A Case of Type 2 Diastematomyelia With Spina Bifida in a Pediatric Female Patient

Shivani S Bothara 1,, Pratap Parihar 1
Editors: Alexander Muacevic, John R Adler
PMCID: PMC10981513  PMID: 38558588

Abstract

This case report presents the clinical and radiological findings of a seven-year-old female with type 2 diastematomyelia and spina bifida, emphasizing the complexity of congenital spinal anomalies in pediatric patients. The patient presented with a two-month history of lower back pain, prompting diagnostic investigations. Radiographic examination revealed spina bifida at the L3-L5 levels, subsequently confirmed by magnetic resonance imaging (MRI), which disclosed bifid spinous processes, an absent posterior arch, and a split spinal cord terminating at the L3-L4 disc levels. The Vancouver classification system facilitated a standardized characterization of congenital spinal anomalies. The multidisciplinary approach involving orthopedic and neurosurgical specialists led to a conclusive diagnosis of type 2 diastematomyelia with simple spinal dysraphism. Surgical intervention, encompassing laminectomy and correction of the split spinal cord, was successfully performed, resulting in the stabilization of the patient. This case underscores the importance of early diagnosis, advanced imaging modalities, and collaborative management in addressing rare congenital spinal anomalies. The discussion delves into the clinical implications, diagnostic challenges, and the pivotal role of surgical intervention. Insights from this case contribute to the existing literature, guiding healthcare professionals in understanding and managing similar cases with potential implications for future research and treatment strategies.
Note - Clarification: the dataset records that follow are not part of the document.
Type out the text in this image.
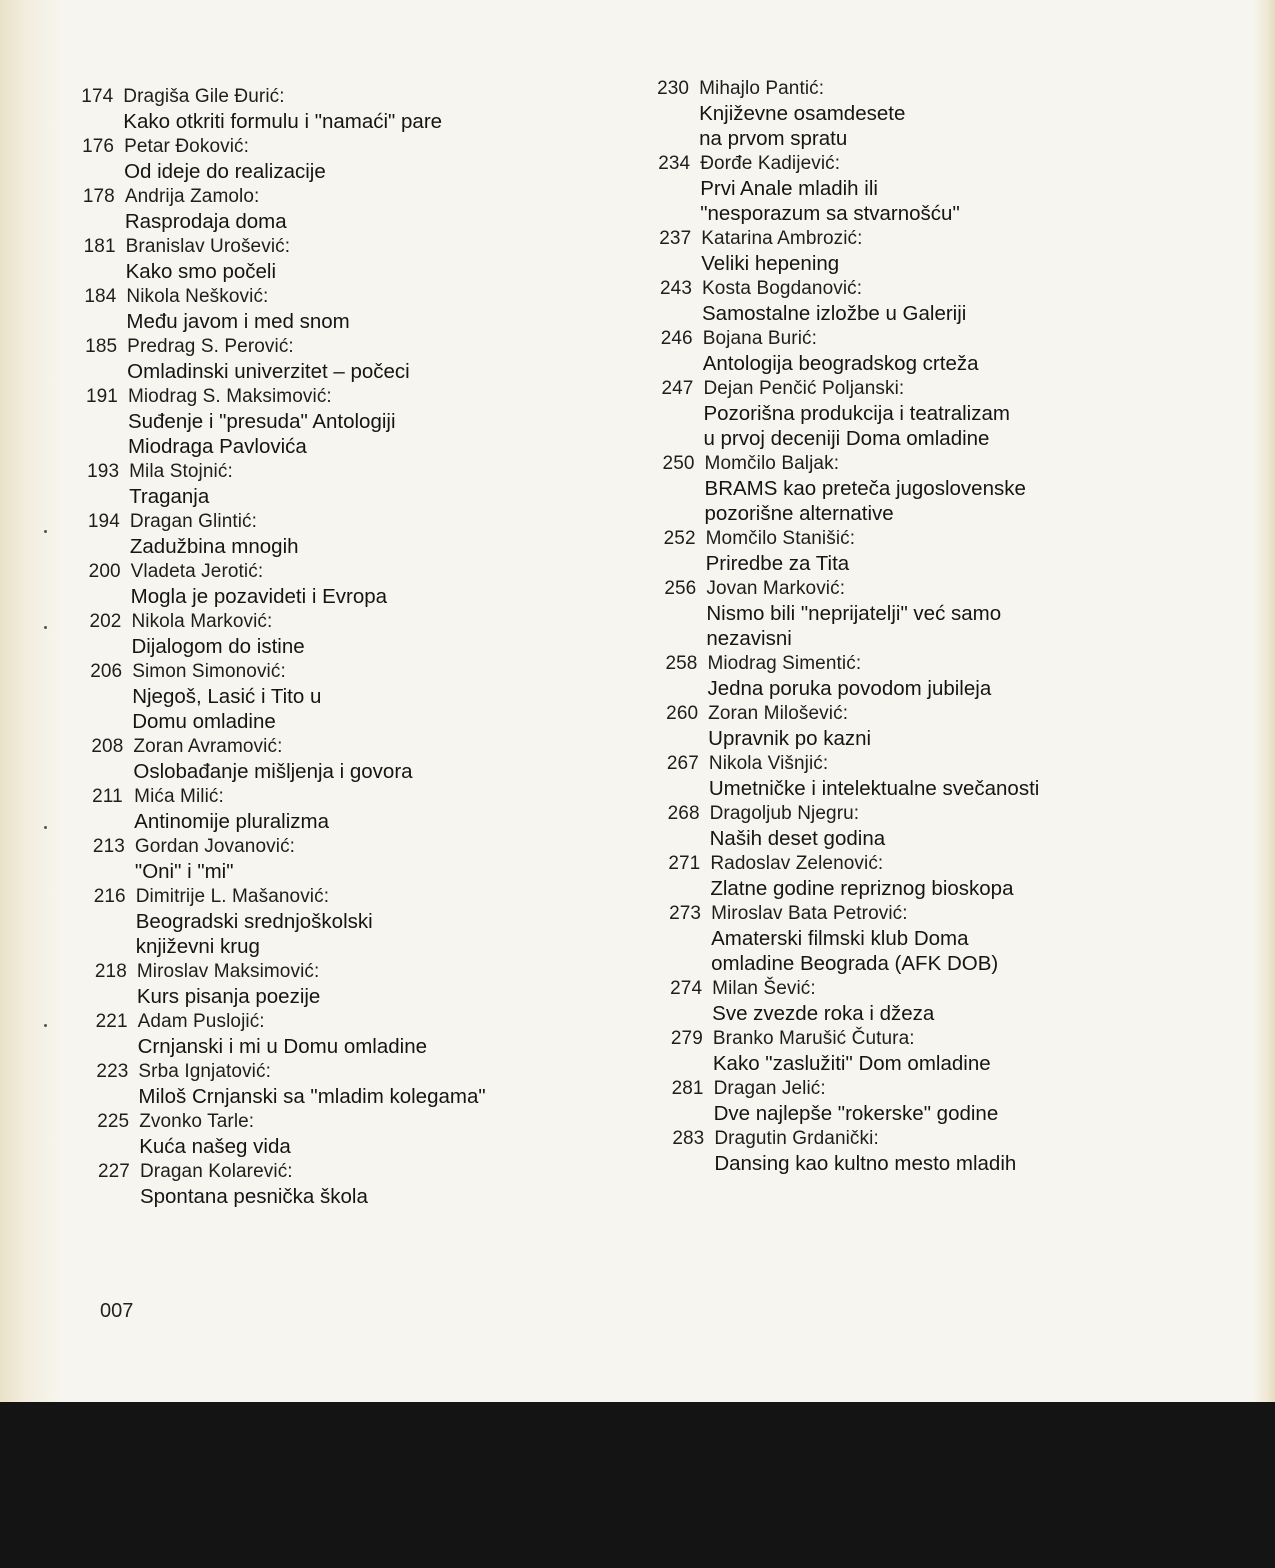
174 Dragiša Gile Đurić:
Kako otkriti formulu i "namaći" pare
176 Petar Đoković:
Od ideje do realizacije
178 Andrija Zamolo:
Rasprodaja doma
181 Branislav Urošević:
Kako smo počeli
184 Nikola Nešković:
Među javom i med snom
185 Predrag S. Perović:
Omladinski univerzitet – počeci
191 Miodrag S. Maksimović:
Suđenje i "presuda" Antologiji
Miodraga Pavlovića
193 Mila Stojnić:
Traganja
194 Dragan Glintić:
Zadužbina mnogih
200 Vladeta Jerotić:
Mogla je pozavideti i Evropa
202 Nikola Marković:
Dijalogom do istine
206 Simon Simonović:
Njegoš, Lasić i Tito u
Domu omladine
208 Zoran Avramović:
Oslobađanje mišljenja i govora
211 Mića Milić:
Antinomije pluralizma
213 Gordan Jovanović:
"Oni" i "mi"
216 Dimitrije L. Mašanović:
Beogradski srednjoškolski
književni krug
218 Miroslav Maksimović:
Kurs pisanja poezije
221 Adam Puslojić:
Crnjanski i mi u Domu omladine
223 Srba Ignjatović:
Miloš Crnjanski sa "mladim kolegama"
225 Zvonko Tarle:
Kuća našeg vida
227 Dragan Kolarević:
Spontana pesnička škola
230 Mihajlo Pantić:
Književne osamdesete
na prvom spratu
234 Đorđe Kadijević:
Prvi Anale mladih ili
"nesporazum sa stvarnošću"
237 Katarina Ambrozić:
Veliki hepening
243 Kosta Bogdanović:
Samostalne izložbe u Galeriji
246 Bojana Burić:
Antologija beogradskog crteža
247 Dejan Penčić Poljanski:
Pozorišna produkcija i teatralizam
u prvoj deceniji Doma omladine
250 Momčilo Baljak:
BRAMS kao preteča jugoslovenske
pozorišne alternative
252 Momčilo Stanišić:
Priredbe za Tita
256 Jovan Marković:
Nismo bili "neprijatelji" već samo
nezavisni
258 Miodrag Simentić:
Jedna poruka povodom jubileja
260 Zoran Milošević:
Upravnik po kazni
267 Nikola Višnjić:
Umetničke i intelektualne svečanosti
268 Dragoljub Njegru:
Naših deset godina
271 Radoslav Zelenović:
Zlatne godine repriznog bioskopa
273 Miroslav Bata Petrović:
Amaterski filmski klub Doma
omladine Beograda (AFK DOB)
274 Milan Šević:
Sve zvezde roka i džeza
279 Branko Marušić Čutura:
Kako "zaslužiti" Dom omladine
281 Dragan Jelić:
Dve najlepše "rokerske" godine
283 Dragutin Grdanički:
Dansing kao kultno mesto mladih
007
Keywords: vancouver classification system, surgical intervention, multidisciplinary management, pediatric, congenital spinal anomalies, spina bifida, type 2 diastematomyelia

Introduction

Spina bifida, a congenital neural tube defect, manifests as an incomplete closure of the vertebral arch during embryonic development, resulting in varying degrees of spinal cord malformation. Type 2 diastematomyelia, a rare subtype, involves the division of the spinal cord into two hemi-cords, often coexisting with spina bifida. This complex congenital anomaly poses diagnostic challenges and necessitates a multidisciplinary approach for effective management. The prevalence of spina bifida and diastematomyelia varies globally, with reported rates ranging from 0.1 to 0.5 per 1000 live births, making it a relatively rare condition [1]. The pathogenesis involves disturbances in neurulation during early embryonic development [2]. These anomalies can have significant clinical implications, including neurological deficits, musculoskeletal deformities, and lower back pain.
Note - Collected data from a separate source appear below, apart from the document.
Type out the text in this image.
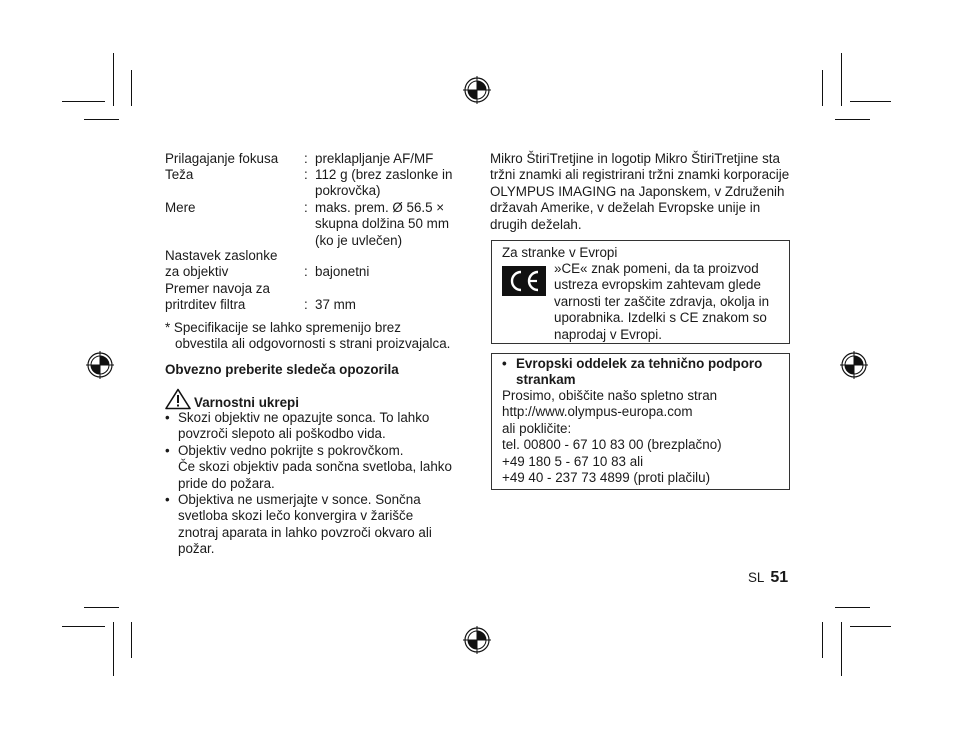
Prilagajanje fokusa : preklapljanje AF/MF
Teža	: 112 g (brez zaslonke in pokrovčka)
Mere	: maks. prem. Ø 56.5 × skupna dolžina 50 mm (ko je uvlečen)
Nastavek zaslonke
za objektiv	: bajonetni
Premer navoja za
pritrditev filtra	: 37 mm
* Specifikacije se lahko spremenijo brez
obvestila ali odgovornosti s strani proizvajalca.
Obvezno preberite sledeča opozorila
Varnostni ukrepi
• Skozi objektiv ne opazujte sonca. To lahko povzroči slepoto ali poškodbo vida.
• Objektiv vedno pokrijte s pokrovčkom.
Če skozi objektiv pada sončna svetloba, lahko pride do požara.
• Objektiva ne usmerjajte v sonce. Sončna svetloba skozi lečo konvergira v žarišče znotraj aparata in lahko povzroči okvaro ali požar.
Mikro ŠtiriTretjine in logotip Mikro ŠtiriTretjine sta tržni znamki ali registrirani tržni znamki korporacije OLYMPUS IMAGING na Japonskem, v Združenih državah Amerike, v deželah Evropske unije in drugih deželah.
Za stranke v Evropi
»CE« znak pomeni, da ta proizvod ustreza evropskim zahtevam glede varnosti ter zaščite zdravja, okolja in uporabnika. Izdelki s CE znakom so naprodaj v Evropi.
• Evropski oddelek za tehnično podporo strankam
Prosimo, obiščite našo spletno stran
http://www.olympus-europa.com
ali pokličite:
tel. 00800 - 67 10 83 00 (brezplačno)
+49 180 5 - 67 10 83 ali
+49 40 - 237 73 4899 (proti plačilu)
SL 51
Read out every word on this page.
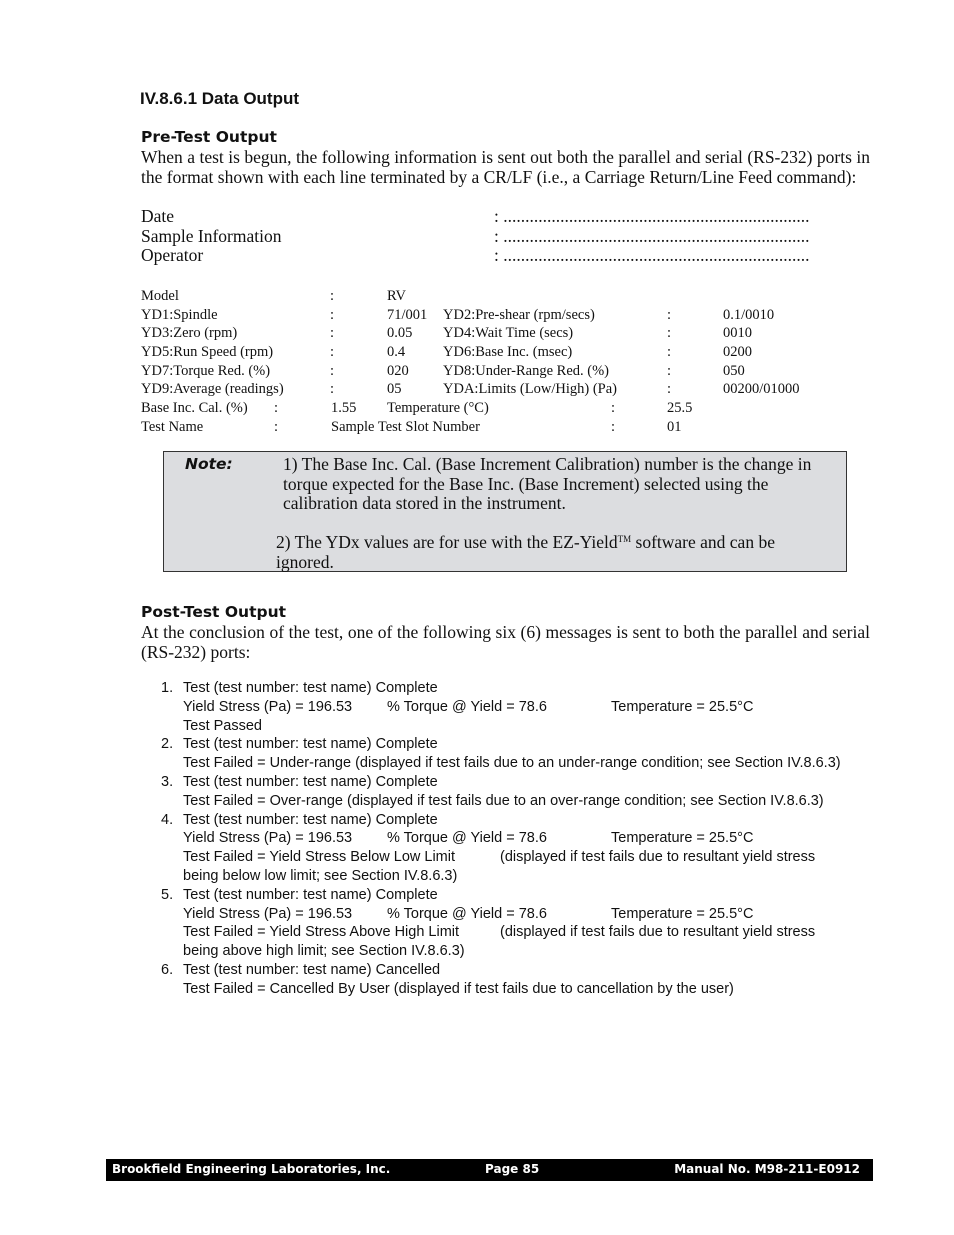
IV.8.6.1 Data Output
Pre-Test Output
When a test is begun, the following information is sent out both the parallel and serial (RS-232) ports in the format shown with each line terminated by a CR/LF (i.e., a Carriage Return/Line Feed command):
Date	: ......................................................................
Sample Information	: ......................................................................
Operator	: ......................................................................
Model	:	RV
YD1:Spindle	:	71/001 YD2:Pre-shear (rpm/secs)	:	0.1/0010
YD3:Zero (rpm)	:	0.05 YD4:Wait Time (secs)	:	0010
YD5:Run Speed (rpm)	:	0.4	YD6:Base Inc. (msec)	:	0200
YD7:Torque Red. (%)	:	020 YD8:Under-Range Red. (%)	:	050
YD9:Average (readings)	:	05	YDA:Limits (Low/High) (Pa)	:	00200/01000
Base Inc. Cal. (%) :	1.55 Temperature (°C)	:	25.5
Test Name	:	Sample Test Slot Number	:	01
Note:	1) The Base Inc. Cal. (Base Increment Calibration) number is the change in torque expected for the Base Inc. (Base Increment) selected using the calibration data stored in the instrument.
2) The YDx values are for use with the EZ-Yield™ software and can be ignored.
Post-Test Output
At the conclusion of the test, one of the following six (6) messages is sent to both the parallel and serial (RS-232) ports:
1. Test (test number: test name) Complete
Yield Stress (Pa) = 196.53 % Torque @ Yield = 78.6	Temperature = 25.5°C
Test Passed
2. Test (test number: test name) Complete
Test Failed = Under-range (displayed if test fails due to an under-range condition; see Section IV.8.6.3)
3. Test (test number: test name) Complete
Test Failed = Over-range (displayed if test fails due to an over-range condition; see Section IV.8.6.3)
4. Test (test number: test name) Complete
Yield Stress (Pa) = 196.53 % Torque @ Yield = 78.6	Temperature = 25.5°C
Test Failed = Yield Stress Below Low Limit	(displayed if test fails due to resultant yield stress
being below low limit; see Section IV.8.6.3)
5. Test (test number: test name) Complete
Yield Stress (Pa) = 196.53 % Torque @ Yield = 78.6	Temperature = 25.5°C
Test Failed = Yield Stress Above High Limit	(displayed if test fails due to resultant yield stress
being above high limit; see Section IV.8.6.3)
6. Test (test number: test name) Cancelled
Test Failed = Cancelled By User (displayed if test fails due to cancellation by the user)
Brookfield Engineering Laboratories, Inc.	Page 85	Manual No. M98-211-E0912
The clinical presentation of diastematomyelia can be diverse, ranging from asymptomatic cases to those with severe neurological deficits. Lower back pain in pediatric patients may raise suspicion, leading to diagnostic investigations such as radiography and magnetic resonance imaging (MRI) for a comprehensive evaluation [3]. In the presented case, a seven-year-old female with lower back pain underwent radiographic and MRI examinations, revealing spina bifida and diastematomyelia. The Vancouver classification system, commonly used in spine-related research, aids in characterizing and categorizing congenital spinal anomalies [4].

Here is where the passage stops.